Public comment on the checklist will be accepted through 5 p.m. on Friday, Nov. 30.

At the commission hearing four days earlier, the sentiment was similar.

“I think the reason a lot of the people are here, we’re afraid of restrictions people might put on sizes of houses on the Island and we think towns do have the capability of deciding on their own,” said Joseph Chapman, a Chilmark contractor.

“I would point out to you, sir, that we didn’t put that in. We absolutely did not,” said commissioner Doug Sederholm.

“But when you say community character, I’m a little concerned of that. It could be construed in many different ways,” Mr. Chapman responded.

Several argued that community character is subjective.

“How would you judge character?” Mr. Chapman asked. “How would you do it? It’s like creating a rule or a law that you can’t control. You can’t enforce.”

Peter Rosbeck of Rosbeck Builders said it sounded to him to like character was the same as house size. “It is really leading down to the same path that we were concerned about before,” he said.

The discussion was at times contentious.

Mr. Donaroma, a former member of the MVC, said the idea of regulating character “scare[d] him severely,” and that it was clear that people did not want community character included on the checklist, though he questioned whether the commission would take it out.

“Everything you talk about, you guys end up doing,” he said.

“That’s really an unfair comment, Mike,” Mr.
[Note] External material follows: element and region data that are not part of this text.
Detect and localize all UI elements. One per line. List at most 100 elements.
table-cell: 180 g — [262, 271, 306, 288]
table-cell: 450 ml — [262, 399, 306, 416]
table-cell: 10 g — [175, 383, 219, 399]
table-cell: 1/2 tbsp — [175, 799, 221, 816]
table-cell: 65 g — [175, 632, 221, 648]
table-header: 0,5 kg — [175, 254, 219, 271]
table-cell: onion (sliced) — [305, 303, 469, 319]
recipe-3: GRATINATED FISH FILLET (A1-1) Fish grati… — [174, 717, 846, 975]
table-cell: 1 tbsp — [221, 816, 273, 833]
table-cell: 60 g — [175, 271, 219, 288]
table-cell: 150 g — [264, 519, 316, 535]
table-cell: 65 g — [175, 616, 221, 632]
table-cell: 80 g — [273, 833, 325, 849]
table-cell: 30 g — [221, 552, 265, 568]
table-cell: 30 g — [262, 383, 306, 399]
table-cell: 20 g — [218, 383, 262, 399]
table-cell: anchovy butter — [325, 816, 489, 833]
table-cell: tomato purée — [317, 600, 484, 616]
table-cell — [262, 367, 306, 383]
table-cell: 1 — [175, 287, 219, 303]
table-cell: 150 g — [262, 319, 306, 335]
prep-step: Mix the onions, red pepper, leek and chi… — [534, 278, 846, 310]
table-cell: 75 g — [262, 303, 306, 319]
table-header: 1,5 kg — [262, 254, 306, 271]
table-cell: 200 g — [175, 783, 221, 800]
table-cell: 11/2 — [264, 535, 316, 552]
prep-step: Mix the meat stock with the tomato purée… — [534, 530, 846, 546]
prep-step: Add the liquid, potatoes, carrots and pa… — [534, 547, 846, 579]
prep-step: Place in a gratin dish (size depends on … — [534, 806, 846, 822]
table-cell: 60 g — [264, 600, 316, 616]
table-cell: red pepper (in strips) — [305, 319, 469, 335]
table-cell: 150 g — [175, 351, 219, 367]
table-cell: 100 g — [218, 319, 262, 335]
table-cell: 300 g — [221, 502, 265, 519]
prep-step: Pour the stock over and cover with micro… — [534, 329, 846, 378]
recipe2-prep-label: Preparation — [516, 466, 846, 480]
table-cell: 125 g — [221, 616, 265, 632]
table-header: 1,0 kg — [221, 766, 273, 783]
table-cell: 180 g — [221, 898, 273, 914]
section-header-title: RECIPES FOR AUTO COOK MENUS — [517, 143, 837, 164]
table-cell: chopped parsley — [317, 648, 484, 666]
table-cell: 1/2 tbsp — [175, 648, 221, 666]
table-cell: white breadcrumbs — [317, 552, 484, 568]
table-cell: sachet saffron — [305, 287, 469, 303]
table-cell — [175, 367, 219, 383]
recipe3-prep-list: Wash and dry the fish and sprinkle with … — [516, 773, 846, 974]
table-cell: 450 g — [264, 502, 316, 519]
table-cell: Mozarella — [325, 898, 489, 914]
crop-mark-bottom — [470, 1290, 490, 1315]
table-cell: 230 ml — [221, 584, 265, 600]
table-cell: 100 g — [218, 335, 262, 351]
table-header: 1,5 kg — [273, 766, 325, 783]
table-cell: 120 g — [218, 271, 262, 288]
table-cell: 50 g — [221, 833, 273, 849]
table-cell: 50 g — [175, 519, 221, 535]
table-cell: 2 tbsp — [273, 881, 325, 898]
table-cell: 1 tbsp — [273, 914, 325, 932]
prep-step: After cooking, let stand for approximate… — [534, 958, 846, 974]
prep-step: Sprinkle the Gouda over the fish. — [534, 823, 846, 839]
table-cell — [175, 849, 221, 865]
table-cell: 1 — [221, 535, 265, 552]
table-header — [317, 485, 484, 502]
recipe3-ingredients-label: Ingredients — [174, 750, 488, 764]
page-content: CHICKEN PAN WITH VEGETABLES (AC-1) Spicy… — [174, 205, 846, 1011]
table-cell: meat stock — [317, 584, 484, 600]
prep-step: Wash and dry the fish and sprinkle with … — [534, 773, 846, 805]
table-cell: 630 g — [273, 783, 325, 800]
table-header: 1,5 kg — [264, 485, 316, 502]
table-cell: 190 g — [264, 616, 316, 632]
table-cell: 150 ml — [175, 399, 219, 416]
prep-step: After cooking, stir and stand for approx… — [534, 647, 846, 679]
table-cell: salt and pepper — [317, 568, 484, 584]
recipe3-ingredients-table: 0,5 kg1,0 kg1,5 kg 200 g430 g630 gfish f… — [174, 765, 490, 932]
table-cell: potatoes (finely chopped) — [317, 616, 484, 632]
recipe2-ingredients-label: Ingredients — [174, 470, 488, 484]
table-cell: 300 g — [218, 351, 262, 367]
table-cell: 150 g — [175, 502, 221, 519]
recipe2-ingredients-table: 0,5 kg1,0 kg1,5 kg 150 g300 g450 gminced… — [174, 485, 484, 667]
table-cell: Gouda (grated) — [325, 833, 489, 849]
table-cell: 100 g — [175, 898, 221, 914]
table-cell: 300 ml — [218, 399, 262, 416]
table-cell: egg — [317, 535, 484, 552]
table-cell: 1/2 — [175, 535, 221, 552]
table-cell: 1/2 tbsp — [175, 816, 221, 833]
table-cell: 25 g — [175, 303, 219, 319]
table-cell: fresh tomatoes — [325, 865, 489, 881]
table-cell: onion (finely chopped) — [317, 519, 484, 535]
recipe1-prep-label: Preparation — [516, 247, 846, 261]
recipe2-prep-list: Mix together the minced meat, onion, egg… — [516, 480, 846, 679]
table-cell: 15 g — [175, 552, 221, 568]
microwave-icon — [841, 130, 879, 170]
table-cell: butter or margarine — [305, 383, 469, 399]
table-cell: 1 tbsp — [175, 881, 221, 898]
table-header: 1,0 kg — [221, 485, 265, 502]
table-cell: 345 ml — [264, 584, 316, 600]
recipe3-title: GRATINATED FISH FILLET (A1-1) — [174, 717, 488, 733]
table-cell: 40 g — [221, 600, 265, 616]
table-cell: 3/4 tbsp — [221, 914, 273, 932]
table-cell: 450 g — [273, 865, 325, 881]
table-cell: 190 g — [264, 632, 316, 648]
Sederholm said.

Some questioned whether houses that are smaller than other homes in the neighborhood should be subject to review. Other discussion centered on whether the commission checklist is too restrictive, and whether the tourism industry or the building industry drives the Island economy.

“I think there’s opportunity to relax the DRI checklist,” Oak Bluffs resident and business owner Michael Wallace said. “It’s my feeling that it’s very restrictive.”
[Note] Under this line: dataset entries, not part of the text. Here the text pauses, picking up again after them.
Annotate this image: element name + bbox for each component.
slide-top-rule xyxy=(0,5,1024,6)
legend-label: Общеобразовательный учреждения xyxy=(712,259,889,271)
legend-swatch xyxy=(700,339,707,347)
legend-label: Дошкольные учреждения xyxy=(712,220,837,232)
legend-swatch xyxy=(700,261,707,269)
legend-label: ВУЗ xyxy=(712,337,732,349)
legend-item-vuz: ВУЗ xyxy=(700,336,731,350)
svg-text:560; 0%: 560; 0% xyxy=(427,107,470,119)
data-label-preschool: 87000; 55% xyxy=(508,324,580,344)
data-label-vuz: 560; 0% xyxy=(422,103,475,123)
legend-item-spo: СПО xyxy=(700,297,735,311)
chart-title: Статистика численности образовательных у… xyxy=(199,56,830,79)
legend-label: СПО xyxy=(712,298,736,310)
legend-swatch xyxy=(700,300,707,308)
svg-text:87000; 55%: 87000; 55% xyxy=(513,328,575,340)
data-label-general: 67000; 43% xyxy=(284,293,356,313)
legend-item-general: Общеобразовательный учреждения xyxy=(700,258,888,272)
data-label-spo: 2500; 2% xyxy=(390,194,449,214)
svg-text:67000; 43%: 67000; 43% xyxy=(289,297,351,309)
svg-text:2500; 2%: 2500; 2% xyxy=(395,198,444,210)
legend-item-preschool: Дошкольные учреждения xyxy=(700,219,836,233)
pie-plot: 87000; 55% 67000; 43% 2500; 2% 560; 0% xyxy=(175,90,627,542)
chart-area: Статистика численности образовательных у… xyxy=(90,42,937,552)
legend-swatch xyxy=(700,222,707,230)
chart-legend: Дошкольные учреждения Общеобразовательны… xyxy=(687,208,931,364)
He said the commission should have the burden of explaining why each item on the checklist was included.

“Here’s what bothers people,” commissioner Leonard Jason Jr. said. “We started out with what, a four-page DRI checklist. And all we hear is we’re trying to loosen things up, and the exact opposite is occurring . . . [builders] see everything that has to come here as an impediment to them earning a living.”
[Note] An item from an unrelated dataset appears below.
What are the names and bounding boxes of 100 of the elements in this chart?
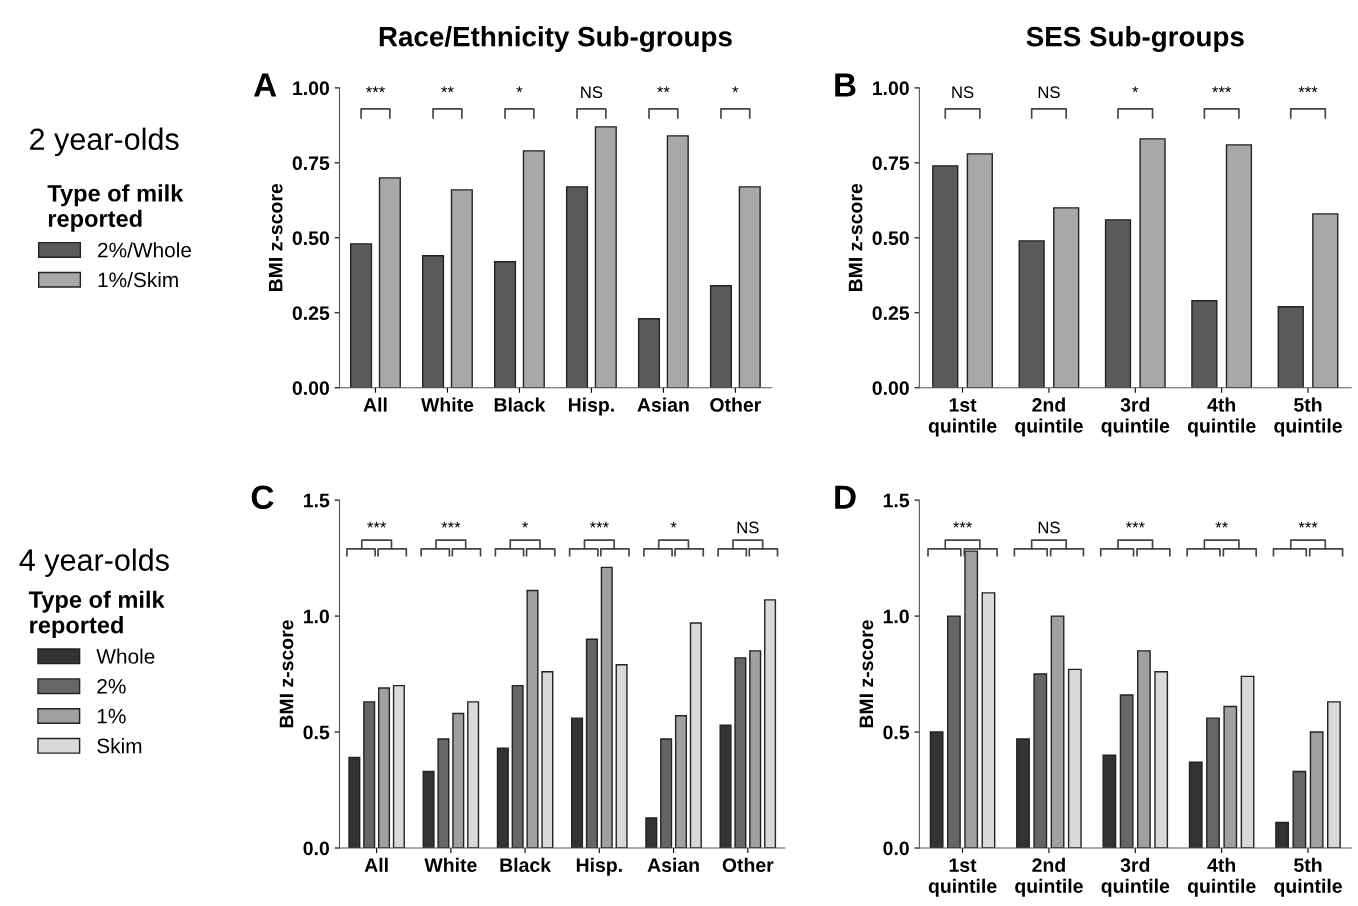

Commissioner Linda Sibley said the community character item was perhaps badly worded, but could be called “neighborhood characteristics,” and was in response to a dispute over a planned housing development off Mullen Way in Edgartown.

She said issues like house size, single versus multi-family homes and housing style dictate community character, and is important to the economy. “Our core economy is tourism and the building trades are as vibrant as they are because of tourism, because people fall in love with this place and want to come here. If they decide that this is an ugly place and they don’t want to come here, there will be no building trades.”

She also noted that the commission rarely says no to projects.

And commissioner Brian Smith said the commission started hearings about the checklist about a year ago. “A lot of time and effort has gone into this,” he said.

“Hundreds of boards across the country have successfully come up with criteria for ensuring community character is protected,” commission executive director Mark London said.

The discussion comes as the Chilmark planning board wrestles with whether to require extra review for houses larger than 3,500 square feet.

“I think it’s very clear that members of the building trades are very concerned about [the community character item],” Mr. Sederholm said. “I think we’ve gotten that message very clearly and we will consider that when we deliberate on this.”